During the presidential campaign, I'd seen these orderly and enthusiastic crowds hundreds of times in big cities and remote hamlets. I'd learned to look past first impressions of throngs of people taking spontaneously to the streets, and to see the efficient mechanisms of corporatist Mexico at work. I was familiar with the engineering feats that turned out masses of trade groups, clients, and sympathizers by rewarding attendance and punishing absence. The old staging skills were on display the length of the route the procession would traverse. Classes had been canceled, the city's entire school population mobilized and strategically deployed. Boys and girls from the elementary grades, adolescents, and
teenagers from the high schools and trade schools were all shepherded to their appointed places by their teachers. They waved their tricolor flags and wore small black mourning bands on the sleeves of their uniforms. Members of the city's labor unions stood shoulder to shoulder behind the crowd barriers. The waitresses held red carnations in their hands. The telegraphers and postal workers carried a huge wreath woven from sticks to resemble a microwave dish with the word
adios
spelled out in purple flowers at its center. Peasants and dancers had been trucked in from the sierra, and Poza Rica's 500 taxis—lined up one after the other in the median of a major thoroughfare—were matched by a similar show of union rolling stock: tanker trucks and cement mixers, tractors and backhoes, graders and mobile cranes. Garish banners hung from the outside lighting fixtures of buildings and covered their walls, competing with one another in the expression of a single sentiment: “We won't forget you, Lacho.” At street corners and intersections, barrio dwellers and office workers waved pennants promising that “Your example will guide our children” while police patrols closed streets and kept order. “The electricians of Poza Rica bid Lázaro Pizarro goodbye.” Organizers of the farewell weighed down little girls and old ladies with armloads of flowers. “Healthcare workers wish Lázaro Pizarro immortal health in eternity.” Cheering squads rang cowbells and blew whistles. “You are never gone and never will be gone from our memory.” Prostitutes stood weeping with wilted yellow mourning flowers in their hands. With the sticks intended to hold up their signs they'd improvised a canopy that shielded them from the blazing sun. “Lázaro Pizarro, always together for the victory of the workers.” The railroad workers' siren pierced the air, duly sounding the alarm that signaled disasters and emergencies. “You lost your Life, Lacho, but you made History.” And at carefully staggered 100-meter
intervals were the city's orchestras, marimba bands, marching bands, and other musical ensembles tuning electric guitars, rehearsing riffs on flutes and clarinets, tightening the strings of harps and violins, beating drums, and culminating in a small placard tied to a balcony. “There is only one Lacho; he is all of us” the message said.

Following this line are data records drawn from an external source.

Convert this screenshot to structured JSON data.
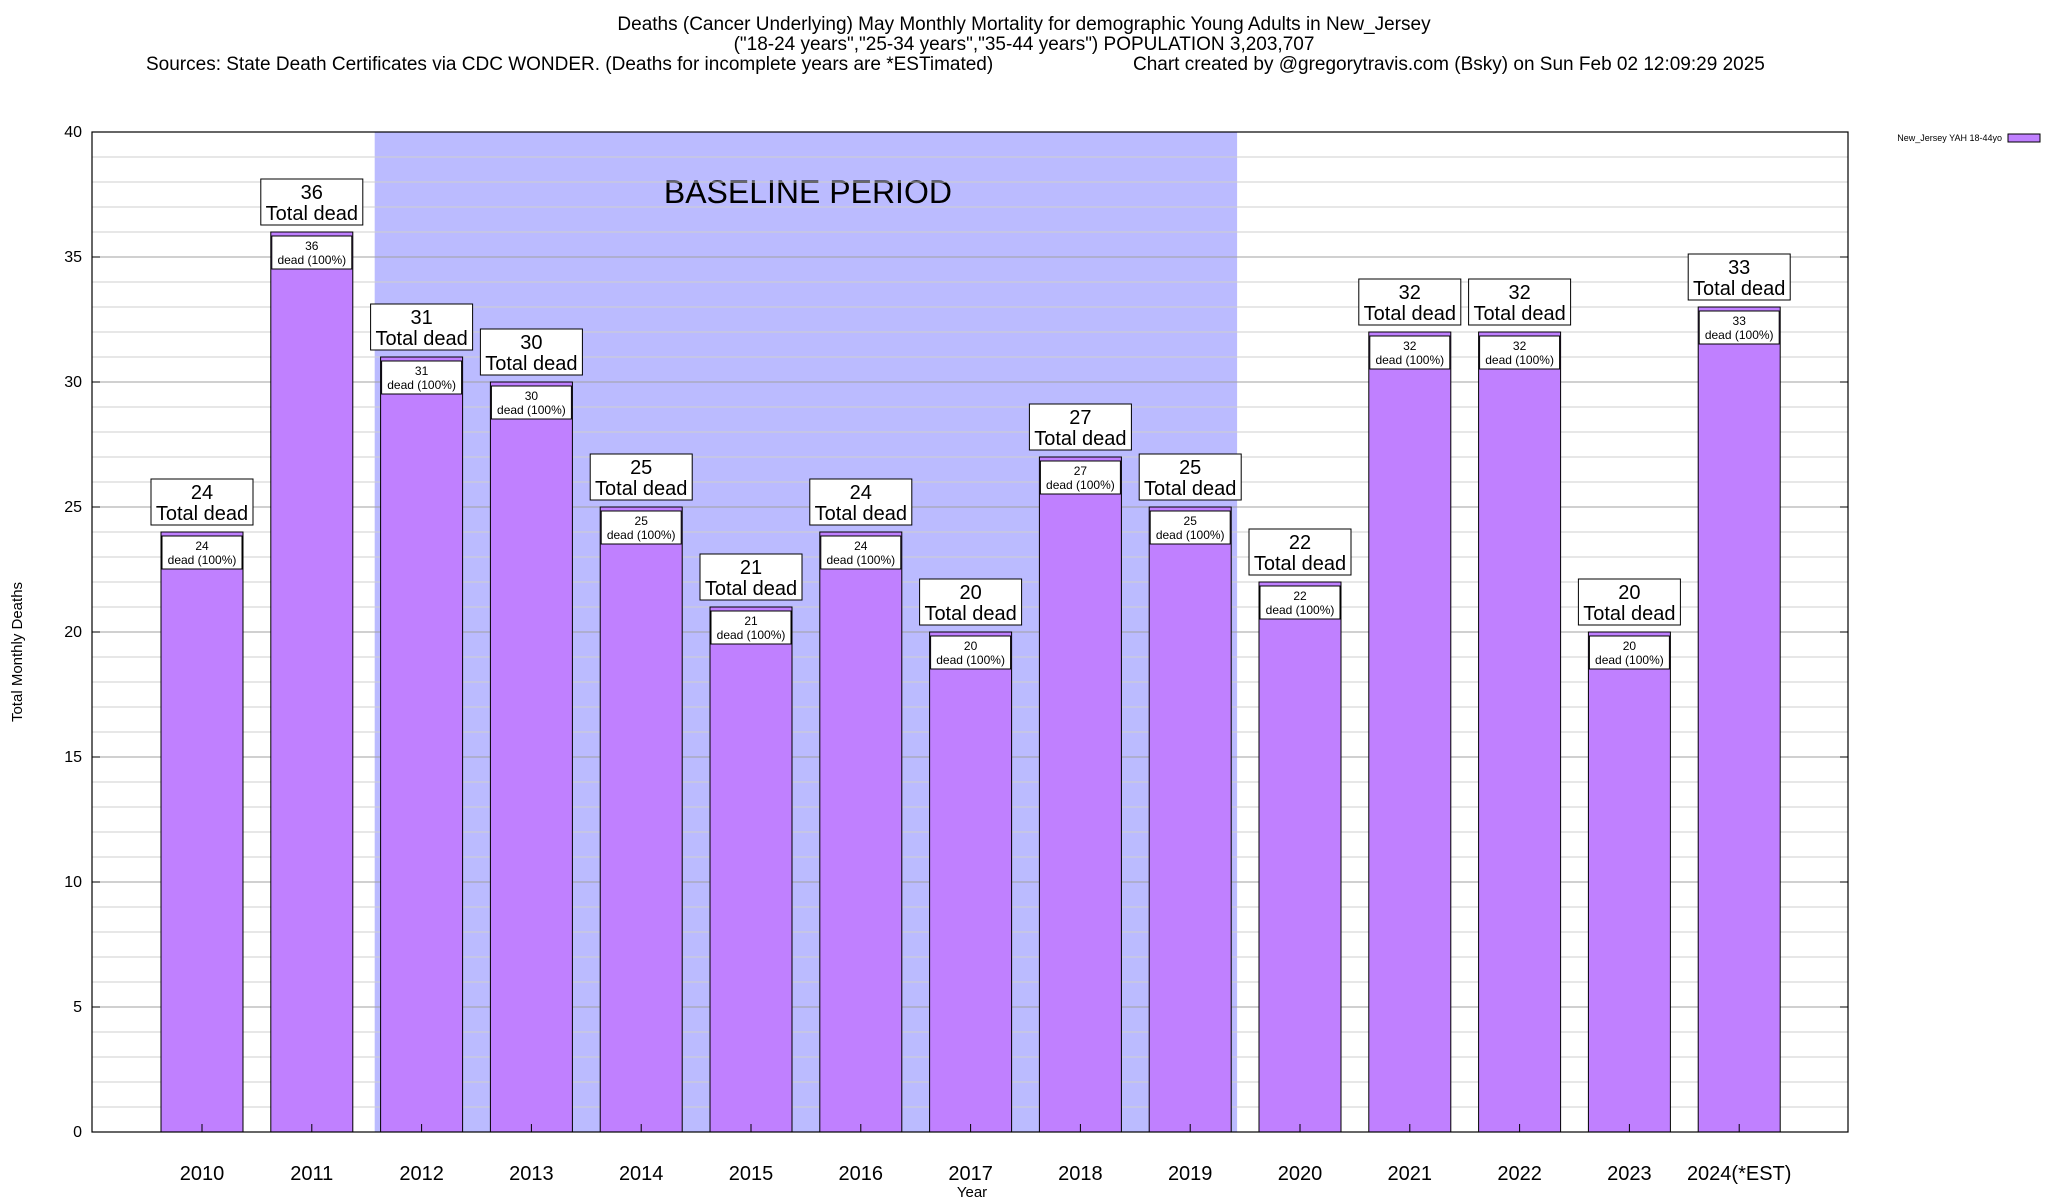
{
  "header": {
    "title_line1": "Deaths (Cancer Underlying) May Monthly Mortality for demographic Young Adults in New_Jersey",
    "title_line2": "(\"18-24 years\",\"25-34 years\",\"35-44 years\") POPULATION 3,203,707",
    "sources": "Sources: State Death Certificates via CDC WONDER. (Deaths for incomplete years are *ESTimated)",
    "credit": "Chart created by @gregorytravis.com (Bsky) on Sun Feb 02 12:09:29 2025"
  },
  "chart_data": {
    "type": "bar",
    "categories": [
      "2010",
      "2011",
      "2012",
      "2013",
      "2014",
      "2015",
      "2016",
      "2017",
      "2018",
      "2019",
      "2020",
      "2021",
      "2022",
      "2023",
      "2024(*EST)"
    ],
    "series": [
      {
        "name": "New_Jersey YAH 18-44yo",
        "values": [
          24,
          36,
          31,
          30,
          25,
          21,
          24,
          20,
          27,
          25,
          22,
          32,
          32,
          20,
          33
        ],
        "color": "#c080ff"
      }
    ],
    "xlabel": "Year",
    "ylabel": "Total Monthly Deaths",
    "ylim": [
      0,
      40
    ],
    "yticks": [
      "0",
      "5",
      "10",
      "15",
      "20",
      "25",
      "30",
      "35",
      "40"
    ],
    "grid": true,
    "legend_position": "top-right",
    "total_label_suffix": "Total dead",
    "inner_label_suffix": "dead (100%)",
    "annotation": {
      "text": "BASELINE PERIOD",
      "from_category": "2012",
      "to_category": "2019",
      "color": "#bbbbff"
    }
  }
}
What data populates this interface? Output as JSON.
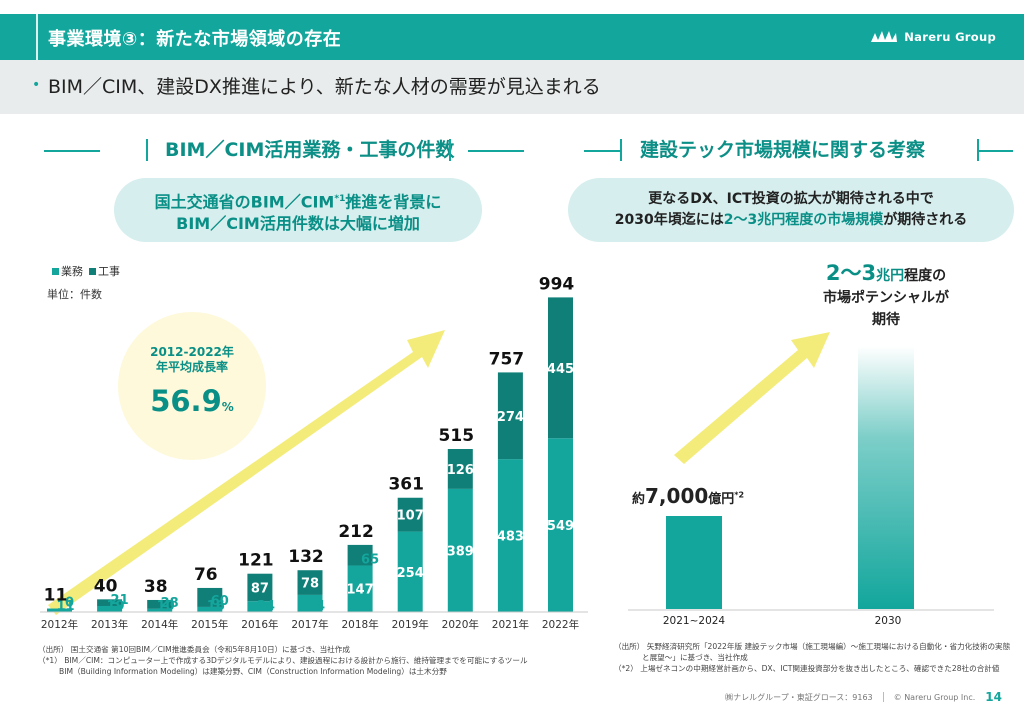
{
  "header": {
    "title": "事業環境③：新たな市場領域の存在",
    "logo_text": "Nareru Group",
    "subtitle": "BIM／CIM、建設DX推進により、新たな人材の需要が見込まれる"
  },
  "left": {
    "section_title": "BIM／CIM活用業務・工事の件数",
    "bubble_line1_a": "国土交通省のBIM／CIM",
    "bubble_line1_sup": "*1",
    "bubble_line1_b": "推進を背景に",
    "bubble_line2": "BIM／CIM活用件数は大幅に増加",
    "legend_work": "業務",
    "legend_construction": "工事",
    "unit": "単位：件数",
    "growth_label_1": "2012-2022年",
    "growth_label_2": "年平均成長率",
    "growth_value": "56.9",
    "growth_unit": "%",
    "note_source": "（出所） 国土交通省 第10回BIM／CIM推進委員会（令和5年8月10日）に基づき、当社作成",
    "note_1a": "（*1） BIM／CIM：コンピューター上で作成する3Dデジタルモデルにより、建設過程における設計から施行、維持管理までを可能にするツール",
    "note_1b": "BIM（Building Information Modeling）は建築分野、CIM（Construction Information Modeling）は土木分野"
  },
  "right": {
    "section_title": "建設テック市場規模に関する考察",
    "bubble_line1": "更なるDX、ICT投資の拡大が期待される中で",
    "bubble_line2_a": "2030年頃迄には",
    "bubble_line2_b": "2～3兆円程度の市場規模",
    "bubble_line2_c": "が期待される",
    "bar1_prefix": "約",
    "bar1_value": "7,000",
    "bar1_unit": "億円",
    "bar1_sup": "*2",
    "bar2_value": "2～3",
    "bar2_unit": "兆円",
    "bar2_tail": "程度の",
    "bar2_line2": "市場ポテンシャルが",
    "bar2_line3": "期待",
    "x1": "2021~2024",
    "x2": "2030",
    "note_source_a": "（出所） 矢野経済研究所「2022年版 建設テック市場（施工現場編）～施工現場における自動化・省力化技術の実態",
    "note_source_b": "と展望～」に基づき、当社作成",
    "note_2": "（*2） 上場ゼネコンの中期経営計画から、DX、ICT関連投資部分を抜き出したところ、確認できた28社の合計値"
  },
  "footer": {
    "company": "㈱ナレルグループ・東証グロース：9163",
    "copyright": "© Nareru Group Inc.",
    "page": "14"
  },
  "colors": {
    "teal": "#12a69c",
    "work": "#14a59c",
    "construction": "#0f7f78",
    "arrow": "#f2ea6c"
  },
  "chart_data": [
    {
      "type": "bar",
      "stacked": true,
      "categories": [
        "2012年",
        "2013年",
        "2014年",
        "2015年",
        "2016年",
        "2017年",
        "2018年",
        "2019年",
        "2020年",
        "2021年",
        "2022年"
      ],
      "series": [
        {
          "name": "業務",
          "values": [
            11,
            19,
            10,
            16,
            34,
            54,
            147,
            254,
            389,
            483,
            549
          ]
        },
        {
          "name": "工事",
          "values": [
            0,
            21,
            28,
            60,
            87,
            78,
            65,
            107,
            126,
            274,
            445
          ]
        }
      ],
      "totals": [
        11,
        40,
        38,
        76,
        121,
        132,
        212,
        361,
        515,
        757,
        994
      ],
      "title": "BIM／CIM活用業務・工事の件数",
      "ylabel": "単位：件数",
      "ylim": [
        0,
        1000
      ],
      "grid": false,
      "legend": "top-left"
    },
    {
      "type": "bar",
      "categories": [
        "2021~2024",
        "2030"
      ],
      "values": [
        7000,
        25000
      ],
      "units": "億円",
      "title": "建設テック市場規模に関する考察"
    }
  ]
}
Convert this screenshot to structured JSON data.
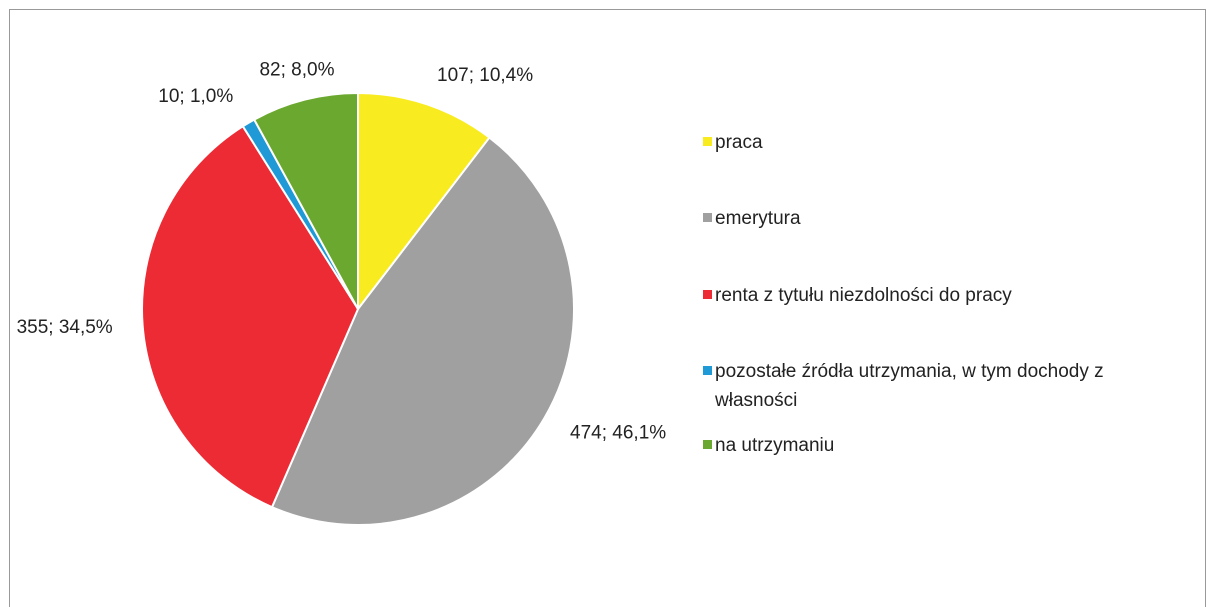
{
  "chart_data": {
    "type": "pie",
    "categories": [
      "praca",
      "emerytura",
      "renta z tytułu niezdolności do pracy",
      "pozostałe źródła utrzymania, w tym dochody z własności",
      "na utrzymaniu"
    ],
    "values": [
      107,
      474,
      355,
      10,
      82
    ],
    "value_labels": [
      "107; 10,4%",
      "474; 46,1%",
      "355; 34,5%",
      "10; 1,0%",
      "82; 8,0%"
    ],
    "colors": [
      "#f8eb1f",
      "#a0a0a0",
      "#ec2b35",
      "#1f9ad6",
      "#6ba82f"
    ],
    "legend": "right"
  }
}
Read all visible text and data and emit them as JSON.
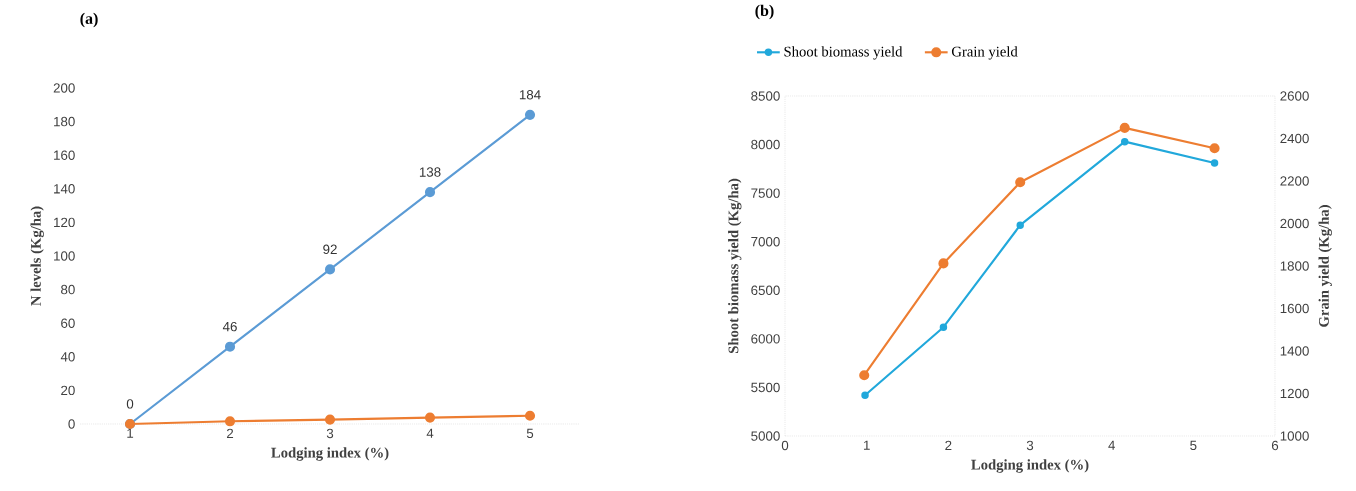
{
  "chart_data": [
    {
      "type": "line",
      "title": "(a)",
      "xlabel": "Lodging index (%)",
      "ylabel": "N levels (Kg/ha)",
      "categories": [
        "1",
        "2",
        "3",
        "4",
        "5"
      ],
      "series": [
        {
          "color": "#5b9bd5",
          "values": [
            0,
            46,
            92,
            138,
            184
          ],
          "value_labels": [
            "0",
            "46",
            "92",
            "138",
            "184"
          ]
        },
        {
          "color": "#ed7d31",
          "values": [
            0,
            1.6,
            2.6,
            3.8,
            4.9
          ]
        }
      ],
      "ylim": [
        0,
        200
      ],
      "yticks": [
        0,
        20,
        40,
        60,
        80,
        100,
        120,
        140,
        160,
        180,
        200
      ],
      "marker": "circle",
      "legend": false,
      "grid": false
    },
    {
      "type": "line",
      "title": "(b)",
      "xlabel": "Lodging index (%)",
      "ylabel": "Shoot biomass yield (Kg/ha)",
      "y2label": "Grain yield (Kg/ha)",
      "series": [
        {
          "name": "Shoot biomass yield",
          "color": "#21a8db",
          "x": [
            0.98,
            1.94,
            2.88,
            4.16,
            5.26
          ],
          "values": [
            5420,
            6120,
            7170,
            8030,
            7810
          ]
        },
        {
          "name": "Grain yield",
          "color": "#ed7d31",
          "axis": "y2",
          "x": [
            0.97,
            1.94,
            2.88,
            4.16,
            5.26
          ],
          "values": [
            1286,
            1812,
            2194,
            2450,
            2354
          ]
        }
      ],
      "xlim": [
        0,
        6
      ],
      "xticks": [
        0,
        1,
        2,
        3,
        4,
        5,
        6
      ],
      "ylim": [
        5000,
        8500
      ],
      "yticks": [
        5000,
        5500,
        6000,
        6500,
        7000,
        7500,
        8000,
        8500
      ],
      "y2lim": [
        1000,
        2600
      ],
      "y2ticks": [
        1000,
        1200,
        1400,
        1600,
        1800,
        2000,
        2200,
        2400,
        2600
      ],
      "marker": "circle",
      "legend": "top",
      "grid": false
    }
  ]
}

Nearer union headquarters in the center of the city, the fiesta intensified with more banners and more slogans. I was well aware of the skeleton beneath this extravagance and excess, the administrative and orchestral clout that could energize a reception or a parade or fill a stadium with a cheering crowd. Still, I never ceased to be surprised by the sense of vivacity and strength I felt upon blending into the living stages of the pyramid, the pyramid from whose peak Pizarro ruled to the point of directing his own farewell and infusing it with the vigor of the crowds flooding the raucous streets of Poza Rica. Choked with people, the streets were more beautiful and less visible than ever before. The impenetrable tumult around the union headquarters was perfectly easy to imagine given, among other things, its visibility from blocks away where the crowd barriers yielded to a throbbing hive of vehicles and people, a giant festival closed to additional traffic. At the far side of the crowd, above the heads of the tangled mass at ground level, a bank of reflectors rained still more light on the crowd's emergent movement as a power greater than itself sliced through it. On the pulsating ribbon of the street, as if part of a mirage created by so much brilliance, the enormous bulk of two buses with their big lights ablaze revealed the spot where proceedings would begin, the offices of the union.